On Tuesday, CNN refused to air a 30-second TV spot marking President Trump’s 100th day in office. The reason?  A one-second graphic showing MSNBC’s Andrea Mitchell, CNN’s Wolf Blitzer, MSNBC’s Rachel Maddow, ABC News’ George Stephanopoulos and CBS News’ Scott Pelley with “FAKE NEWS” written in red across their faces.  CNN says its decision to pull the ad (which can be viewed in its entirety here) was not because CNN did not like the message. Rather, CNN says that the “fake news” claim is false and thus, the ad itself violated CNN’s false advertising policies.  CNN stated: “The mainstream media is not fake news, and therefore the ad is false.  Per our policy it will be accepted only if the graphic is deleted.”

Of course, it seems unlikely that the FTC will be knocking on the White House door to pursue a truth-in-advertising claim (even if the FTC did not ultimately answer to President Trump). Although there is still a distinction between myth and fact, labeling something as “fake” seems to be increasingly open to interpretation, and a court probably would not find that labeling a news outlet as “fake news” in President Trump’s ad (or any other ad) is actionable false advertising.  But CNN’s move does open a new door to challenge the “fake news” claims—albeit by curtailing speech.
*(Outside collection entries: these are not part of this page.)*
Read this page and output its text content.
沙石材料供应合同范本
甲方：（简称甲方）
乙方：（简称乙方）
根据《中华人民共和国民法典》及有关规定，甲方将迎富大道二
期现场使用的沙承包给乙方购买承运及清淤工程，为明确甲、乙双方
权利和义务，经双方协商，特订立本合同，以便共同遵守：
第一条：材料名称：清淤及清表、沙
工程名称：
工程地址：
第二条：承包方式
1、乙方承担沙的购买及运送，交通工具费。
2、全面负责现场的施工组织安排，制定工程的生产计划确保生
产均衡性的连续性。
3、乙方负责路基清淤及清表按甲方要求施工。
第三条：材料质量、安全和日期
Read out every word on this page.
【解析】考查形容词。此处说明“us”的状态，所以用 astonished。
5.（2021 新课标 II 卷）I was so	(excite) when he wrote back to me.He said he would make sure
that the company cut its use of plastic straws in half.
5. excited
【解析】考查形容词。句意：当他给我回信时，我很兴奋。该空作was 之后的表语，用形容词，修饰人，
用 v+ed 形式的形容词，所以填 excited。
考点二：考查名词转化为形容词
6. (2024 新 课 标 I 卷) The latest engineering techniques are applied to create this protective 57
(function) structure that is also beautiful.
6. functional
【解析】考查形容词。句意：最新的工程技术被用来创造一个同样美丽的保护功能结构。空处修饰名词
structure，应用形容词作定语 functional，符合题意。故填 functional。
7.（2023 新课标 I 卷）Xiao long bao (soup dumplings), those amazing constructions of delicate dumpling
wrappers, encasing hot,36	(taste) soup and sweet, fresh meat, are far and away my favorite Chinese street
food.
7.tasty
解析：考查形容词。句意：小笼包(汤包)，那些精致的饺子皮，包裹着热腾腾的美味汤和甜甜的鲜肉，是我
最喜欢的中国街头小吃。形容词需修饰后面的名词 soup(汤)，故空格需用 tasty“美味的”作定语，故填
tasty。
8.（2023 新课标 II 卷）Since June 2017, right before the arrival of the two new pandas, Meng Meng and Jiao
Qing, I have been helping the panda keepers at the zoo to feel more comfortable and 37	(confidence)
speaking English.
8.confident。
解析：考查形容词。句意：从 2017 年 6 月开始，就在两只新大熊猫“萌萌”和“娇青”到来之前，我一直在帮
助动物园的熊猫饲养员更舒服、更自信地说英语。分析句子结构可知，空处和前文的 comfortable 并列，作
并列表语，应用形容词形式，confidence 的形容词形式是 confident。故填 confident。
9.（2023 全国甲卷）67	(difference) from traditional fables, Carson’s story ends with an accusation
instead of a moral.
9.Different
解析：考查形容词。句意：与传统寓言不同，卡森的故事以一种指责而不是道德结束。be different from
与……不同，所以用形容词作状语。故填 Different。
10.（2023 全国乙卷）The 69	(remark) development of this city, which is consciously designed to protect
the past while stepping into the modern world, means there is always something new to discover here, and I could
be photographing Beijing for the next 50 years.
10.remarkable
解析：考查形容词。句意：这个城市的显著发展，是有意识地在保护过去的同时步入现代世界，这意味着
Not surprisingly, President Trump’s camp sees no merit to CNN’s position. In a statement on his Facebook page, President Trump doubled down on his claim, stating that “[i]t is absolutely shameful to see the media blocking the positive message that I am trying to share with the country. We will fight back – OUR message will not be silenced by FAKE and BIAS news!” As the battle between the new administration and the traditional media continues to intensify, those with an interest in media law should watch with great interest to see how First Amendment rights may be affected.